Additionally, the global baseline estimation can also be improved through regularization, which helps to prevent overfitting by penalizing overly large user or item biases. This is controlled by a hyperparameter(lambda). Alternating least squares (ALS) is one of the such commonly method.

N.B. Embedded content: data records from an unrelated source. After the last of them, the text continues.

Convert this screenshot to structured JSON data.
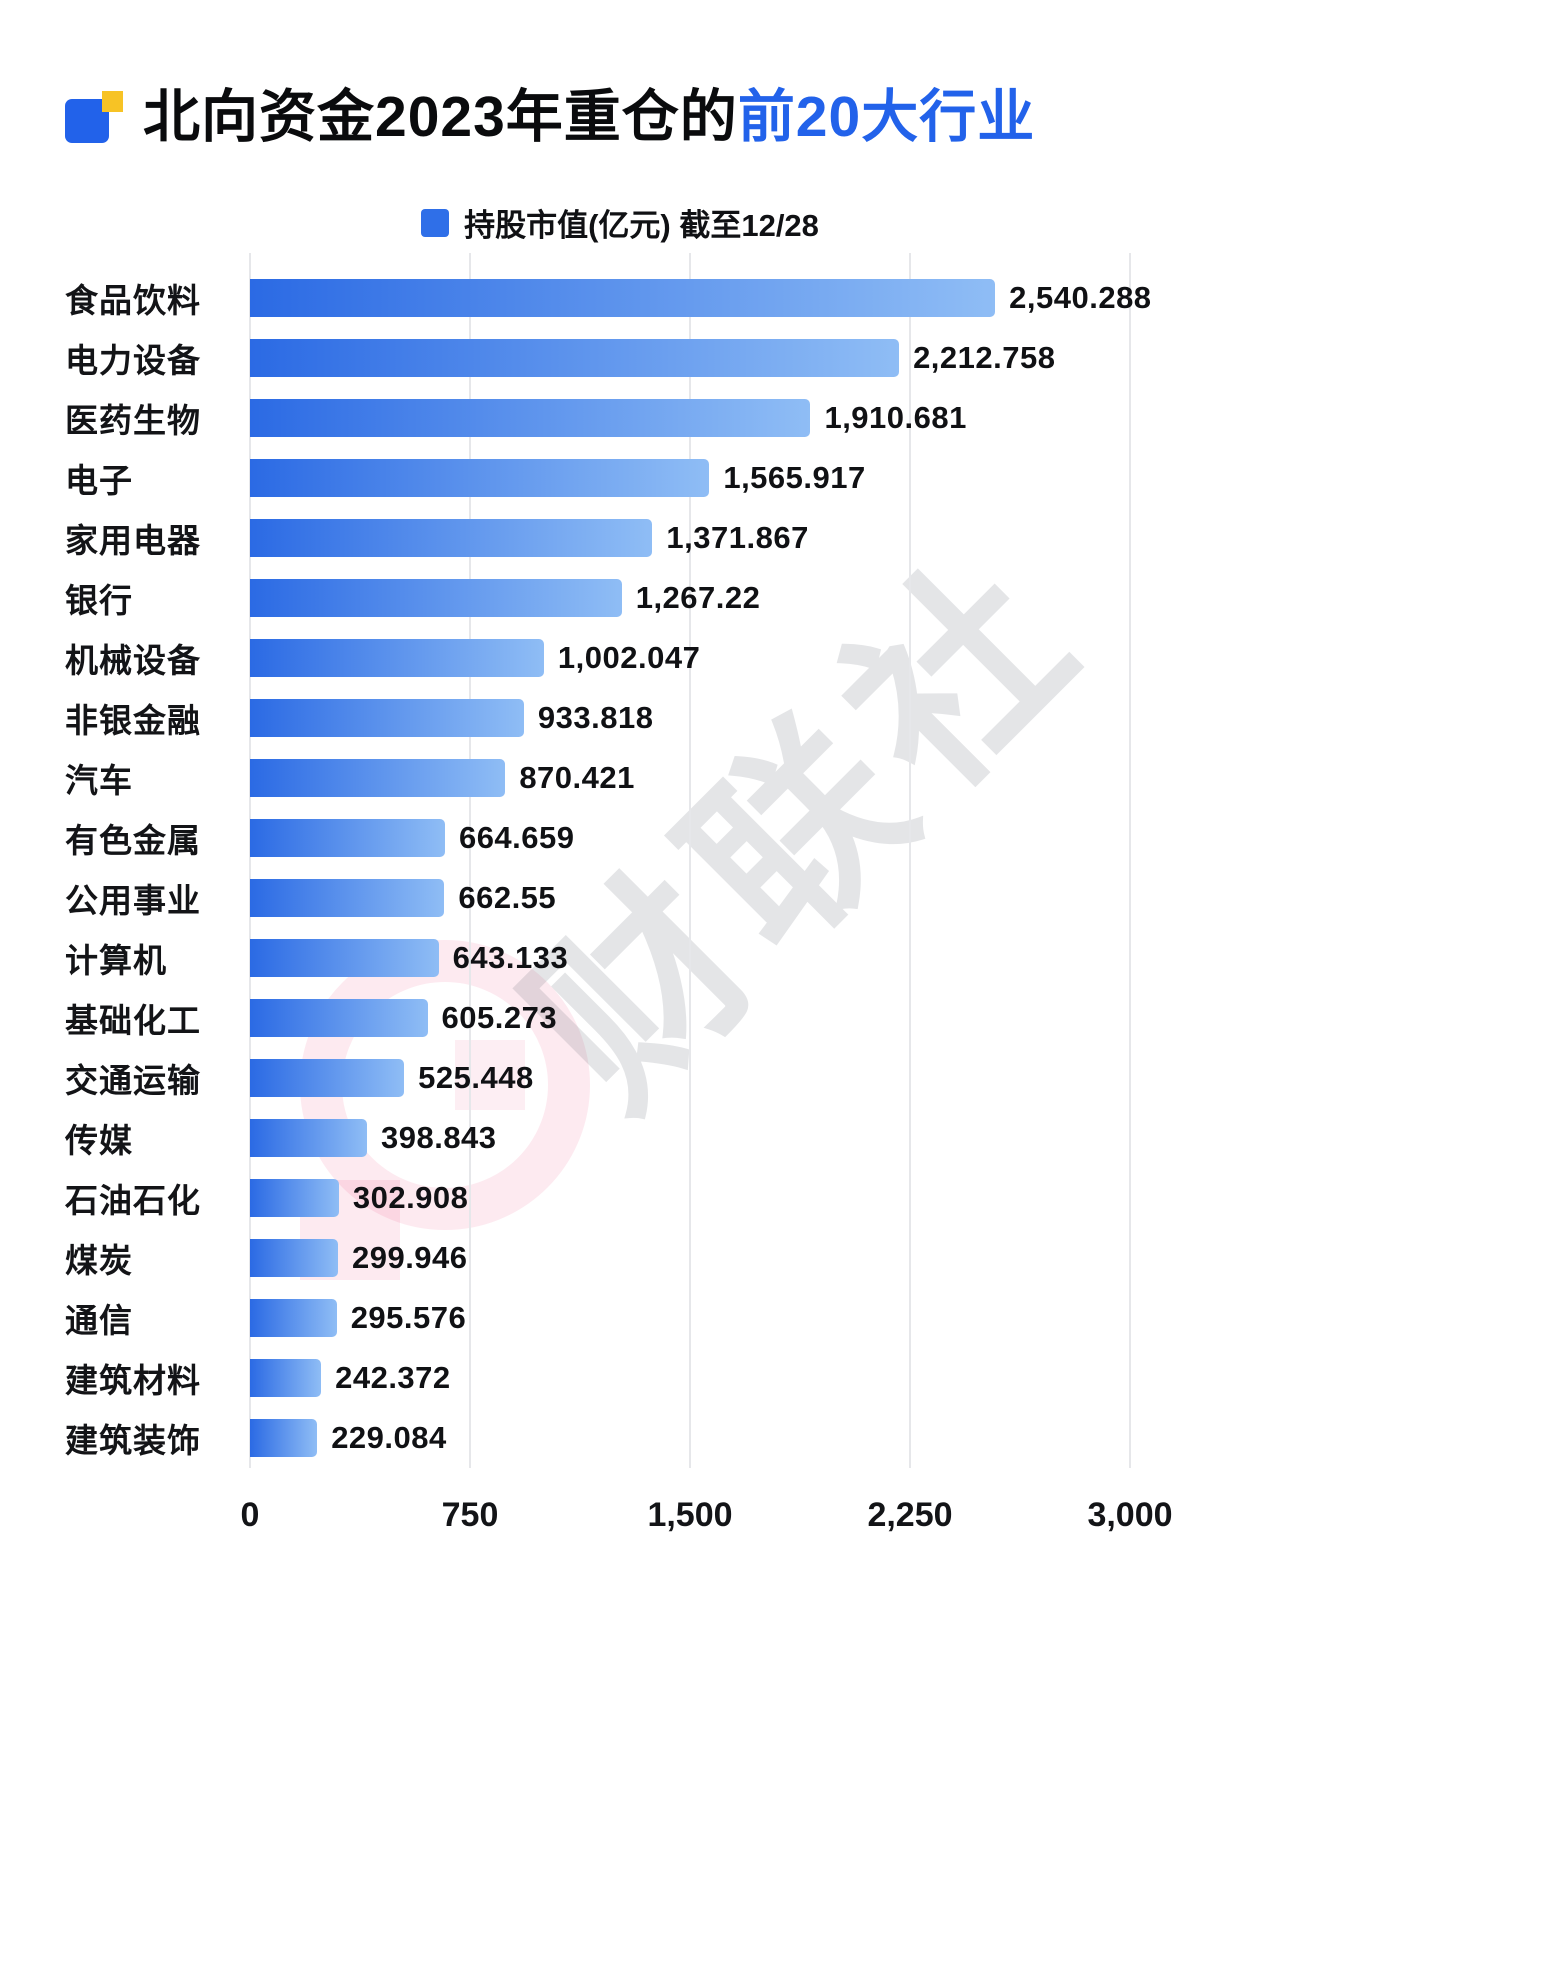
{
  "header": {
    "title_prefix": "北向资金2023年重仓的",
    "title_highlight": "前20大行业"
  },
  "legend": {
    "label": "持股市值(亿元) 截至12/28",
    "swatch_color": "#2f6fe8"
  },
  "watermark": {
    "text": "财联社"
  },
  "chart_data": {
    "type": "bar",
    "orientation": "horizontal",
    "title": "北向资金2023年重仓的前20大行业",
    "legend_label": "持股市值(亿元) 截至12/28",
    "xlabel": "",
    "ylabel": "",
    "xlim": [
      0,
      3000
    ],
    "xticks": [
      0,
      750,
      1500,
      2250,
      3000
    ],
    "xtick_labels": [
      "0",
      "750",
      "1,500",
      "2,250",
      "3,000"
    ],
    "grid": true,
    "bar_color_start": "#2b6ae4",
    "bar_color_end": "#8fbdf5",
    "categories": [
      "食品饮料",
      "电力设备",
      "医药生物",
      "电子",
      "家用电器",
      "银行",
      "机械设备",
      "非银金融",
      "汽车",
      "有色金属",
      "公用事业",
      "计算机",
      "基础化工",
      "交通运输",
      "传媒",
      "石油石化",
      "煤炭",
      "通信",
      "建筑材料",
      "建筑装饰"
    ],
    "values": [
      2540.288,
      2212.758,
      1910.681,
      1565.917,
      1371.867,
      1267.22,
      1002.047,
      933.818,
      870.421,
      664.659,
      662.55,
      643.133,
      605.273,
      525.448,
      398.843,
      302.908,
      299.946,
      295.576,
      242.372,
      229.084
    ],
    "value_labels": [
      "2,540.288",
      "2,212.758",
      "1,910.681",
      "1,565.917",
      "1,371.867",
      "1,267.22",
      "1,002.047",
      "933.818",
      "870.421",
      "664.659",
      "662.55",
      "643.133",
      "605.273",
      "525.448",
      "398.843",
      "302.908",
      "299.946",
      "295.576",
      "242.372",
      "229.084"
    ]
  }
}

RMSE or root mean squared error is a error measurement metrics typically used to evaluate the accuracy of prediction models. The lower the RMSE, the better the performance of the model because the predicted value is closer to the actual value. Typically, the training dataset will show lower RMSE than the test set because the model is directly fitted onto the training dataset. However, this is not always the case when the sample data size is small, such as the one used in this project. A small sample size has higher variance within the dataset and depending on how the dataset is split, the variance can change the outlook of the RMSE drastically. Also, certain the random_state values, which sets the seed for the splitting of the data, can also create a more biased splitting if the small size is small. So while this result may seem counterintuitive, it is not unusual with small or synthetic dataset. When using a larger, more representative dataset and appropriate random_state, the expected pattern of lower RMSE in training is generally true.